Sans le savoir, la vie a rendu la relation entre moi, la petite laotienne comme on m’appelle là-bas, et ce minuscule point sur terre, aussi dure que l’acier. Même après autant de séjours, 9 au total, et l’instauration d’une certaine habitude, je reste toujours loin de toute zone de confort, que ce soit par rapport aux traditions, à la culture, à la langue et au rythme de vie.  Je m’en imbibe intentionnellement, la tête sous l’eau,  afin de me trouver , vulnérable, dénuée de mes points de repère et de toute sécurité.

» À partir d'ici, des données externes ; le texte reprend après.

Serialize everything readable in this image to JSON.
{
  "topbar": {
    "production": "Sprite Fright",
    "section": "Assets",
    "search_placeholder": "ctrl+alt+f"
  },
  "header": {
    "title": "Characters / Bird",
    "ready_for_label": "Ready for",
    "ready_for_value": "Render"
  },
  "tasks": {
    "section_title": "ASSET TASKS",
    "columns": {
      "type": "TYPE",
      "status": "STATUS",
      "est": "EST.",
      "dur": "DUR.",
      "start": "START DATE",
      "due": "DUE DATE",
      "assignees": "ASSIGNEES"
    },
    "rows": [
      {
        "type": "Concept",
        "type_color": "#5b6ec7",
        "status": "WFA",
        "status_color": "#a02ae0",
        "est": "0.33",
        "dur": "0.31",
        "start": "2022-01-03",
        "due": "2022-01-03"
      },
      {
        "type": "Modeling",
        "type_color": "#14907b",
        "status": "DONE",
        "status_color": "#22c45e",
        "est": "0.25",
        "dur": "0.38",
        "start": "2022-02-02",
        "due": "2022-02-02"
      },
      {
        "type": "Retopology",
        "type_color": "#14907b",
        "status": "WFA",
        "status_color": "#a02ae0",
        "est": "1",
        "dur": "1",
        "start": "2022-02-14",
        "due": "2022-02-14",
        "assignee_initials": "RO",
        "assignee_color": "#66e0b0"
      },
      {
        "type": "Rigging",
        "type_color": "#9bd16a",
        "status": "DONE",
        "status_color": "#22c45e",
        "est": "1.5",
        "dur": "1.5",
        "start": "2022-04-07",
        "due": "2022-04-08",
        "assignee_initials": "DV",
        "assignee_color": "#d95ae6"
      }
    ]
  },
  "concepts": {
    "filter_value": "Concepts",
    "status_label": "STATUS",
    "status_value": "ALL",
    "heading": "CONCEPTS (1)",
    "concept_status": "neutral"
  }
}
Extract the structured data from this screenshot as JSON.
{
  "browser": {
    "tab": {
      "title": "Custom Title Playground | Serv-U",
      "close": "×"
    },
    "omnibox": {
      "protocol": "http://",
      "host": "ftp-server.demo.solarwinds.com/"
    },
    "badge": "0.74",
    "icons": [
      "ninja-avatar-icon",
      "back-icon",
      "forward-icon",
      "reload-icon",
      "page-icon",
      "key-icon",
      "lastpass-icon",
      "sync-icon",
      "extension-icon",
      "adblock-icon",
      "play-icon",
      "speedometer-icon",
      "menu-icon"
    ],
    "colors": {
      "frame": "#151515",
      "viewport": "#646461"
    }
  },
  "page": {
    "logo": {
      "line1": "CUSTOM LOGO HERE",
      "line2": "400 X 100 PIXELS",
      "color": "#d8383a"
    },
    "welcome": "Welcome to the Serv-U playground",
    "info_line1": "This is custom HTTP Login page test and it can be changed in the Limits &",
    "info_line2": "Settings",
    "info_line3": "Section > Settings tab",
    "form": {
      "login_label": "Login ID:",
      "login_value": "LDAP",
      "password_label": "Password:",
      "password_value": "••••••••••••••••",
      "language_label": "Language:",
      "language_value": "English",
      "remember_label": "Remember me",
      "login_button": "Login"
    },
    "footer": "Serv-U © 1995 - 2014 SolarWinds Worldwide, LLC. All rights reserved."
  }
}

L’invitation délibérée de la vulnérabilité est le feu qui allume le processus de la transformation en moi. N’ayant plus de vrais points de repère, chaque instant se vit intentionnellement dans la pleine conscience et s’allie avec l’observation de Soi. Tout semble être au ralenti, comme si les moments passaient sous l’eau. Cette lenteur me permet de voir mes insécurités, mes peurs et mes attachements comme des bulles d’oxygène qui remontent à la surface, là, complètement exposés, fragiles et crus.  Encore là, intentionnellement, je les accueille, les reçois comme mes meilleurs amis, échange avec eux aussi longtemps qu’ils souhaitent rester. Petit à petit, ils perdent leur force et leur présence ; et comme l’impermanence est inévitable, je les observe disparaître, petites bulles éclatant à la chaleur du soleil.

Peu importe le nombre de jours, mes escales à Luang Prabang sont une parenthèse dans l’ici et le maintenant toujours marquées par une énorme renaissance et libération, une transformation évolutive, parfois douloureuse comme une naissance, parfois tout en douceur. La transformation est toujours au menu du jour de tous les cafés laotiens.

Le changement est inévitable. On le sait, mais il nous est difficile de l’accepter ainsi. La vie est en perpétuelle mutation et l’envie de rendre les moments solides vient de notre grande peur de perdre ce que nous avons. Nous nous y agrippons fermement en nous persuadant que grâce à notre force et à notre contrôle tout restera tel quel pour toujours. Hélas, en dépit de notre volonté féroce, la vie nous démontre que malgré notre détermination tout se transforme à chaque Nano seconde. Tant que l’on ignore cette réalité fondamentale de la vie, on se sent largué et déconnecté.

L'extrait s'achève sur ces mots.